To the editor:
I spent some time Wednesday and Thursday with Bonnijo Kitchen, the city clerk. Based on what I was told, I am satisfied that the results of the election as posted on the city web page are fair, accurate and final. The change from a winning margin of 8 votes to a margin of 2 votes was explained to my satisfaction and I believe it accurately reflects the intentions of the voters. The result is that I won a close election by 2 votes.
It is now up to the mayor to decide how he wants to proceed. He can call for a recount or he can accept that the will of the people was done.
During the last two days I have spoken to many election experts and they have told me that the odds of the outcome changing with a recount are pretty much zero. Nevertheless, we are in the process of retaining high-powered legal counsel while actively seeking donations for legal fees in case the mayor decides to demand a recount.

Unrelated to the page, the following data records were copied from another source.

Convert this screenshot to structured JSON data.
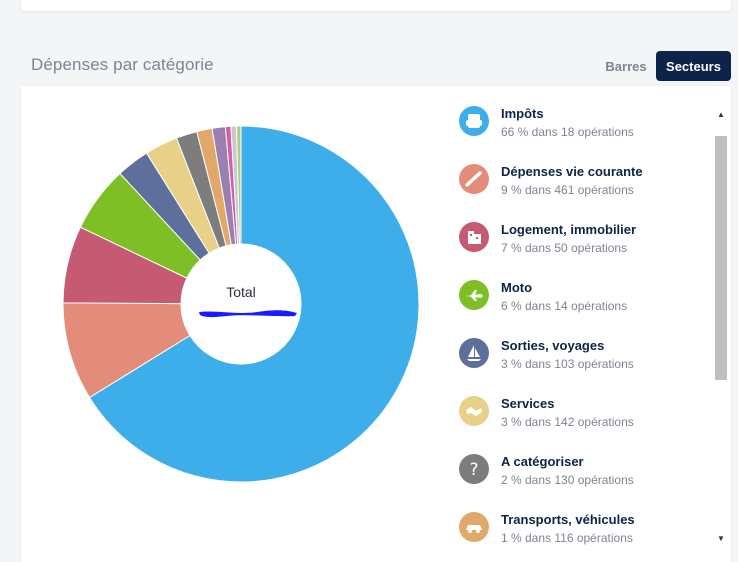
{
  "section": {
    "title": "Dépenses par catégorie"
  },
  "toggles": {
    "bars": "Barres",
    "pie": "Secteurs"
  },
  "center": {
    "label": "Total"
  },
  "colors": {
    "accent": "#0b2447",
    "muted": "#7d8592"
  },
  "chart_data": {
    "type": "pie",
    "donut": true,
    "slices": [
      {
        "label": "Impôts",
        "value": 66.2,
        "color": "#3daee9"
      },
      {
        "label": "Dépenses vie courante",
        "value": 8.9,
        "color": "#e48c7a"
      },
      {
        "label": "Logement, immobilier",
        "value": 7.0,
        "color": "#c55a72"
      },
      {
        "label": "Moto",
        "value": 6.0,
        "color": "#7fbf26"
      },
      {
        "label": "Sorties, voyages",
        "value": 3.0,
        "color": "#5e6f9c"
      },
      {
        "label": "Services",
        "value": 3.0,
        "color": "#e8d088"
      },
      {
        "label": "A catégoriser",
        "value": 1.9,
        "color": "#7d7d7d"
      },
      {
        "label": "Transports, véhicules",
        "value": 1.4,
        "color": "#e0a96a"
      },
      {
        "label": "",
        "value": 1.2,
        "color": "#9b7fb0"
      },
      {
        "label": "",
        "value": 0.5,
        "color": "#d15fae"
      },
      {
        "label": "",
        "value": 0.5,
        "color": "#c9c9c9"
      },
      {
        "label": "",
        "value": 0.4,
        "color": "#b6c88a"
      }
    ]
  },
  "legend": [
    {
      "name": "Impôts",
      "detail": "66 % dans 18 opérations",
      "color": "#3daee9",
      "icon": "tax-icon"
    },
    {
      "name": "Dépenses vie courante",
      "detail": "9 % dans 461 opérations",
      "color": "#e48c7a",
      "icon": "daily-expenses-icon"
    },
    {
      "name": "Logement, immobilier",
      "detail": "7 % dans 50 opérations",
      "color": "#c55a72",
      "icon": "building-icon"
    },
    {
      "name": "Moto",
      "detail": "6 % dans 14 opérations",
      "color": "#7fbf26",
      "icon": "plane-icon"
    },
    {
      "name": "Sorties, voyages",
      "detail": "3 % dans 103 opérations",
      "color": "#5e6f9c",
      "icon": "sailboat-icon"
    },
    {
      "name": "Services",
      "detail": "3 % dans 142 opérations",
      "color": "#e8d088",
      "icon": "handshake-icon"
    },
    {
      "name": "A catégoriser",
      "detail": "2 % dans 130 opérations",
      "color": "#7d7d7d",
      "icon": "question-mark-icon"
    },
    {
      "name": "Transports, véhicules",
      "detail": "1 % dans 116 opérations",
      "color": "#e0a96a",
      "icon": "car-icon"
    }
  ]
}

To avoid what may already be developing into a seriously divisive future for our city, I believe that it is in all of our best interests for the mayor to accept the results and graciously concede.
There have been a number of people who have said that if the situation were reversed, I would also ask for a recount. Here’s what I can say for sure about that.
If I were the eight-year incumbent and I had lost by 2 votes, I would certainly be personally anguished, and my immediate gut-level reaction would be to press for a recount. However, upon consideration of the seriously negative and potentially long-lasting ramifications on the community, I would hold my head high and concede.
If the recount goes forward, it will be a sad chapter for Amesbury and it will further divide an already divided community. It will be protracted, it will be expensive, and it will be painful for everyone. The media will descend on us, and our reputation will be repeatedly muddied.
Most of the incumbent mayors across the state won by convincing margins, in many cases because an incumbent has significant advantages over any challenger, but also because those voters believed their cities were being led in the right direction.
The closeness of this election, the increased turnout and, most importantly, the results speak volumes about what our community thinks about the incumbent.
It would be for the best of the community if Mayor Kezer were to stop the recount initiative now. There will be great praise for his decision from all sides and we can begin the healing immediately.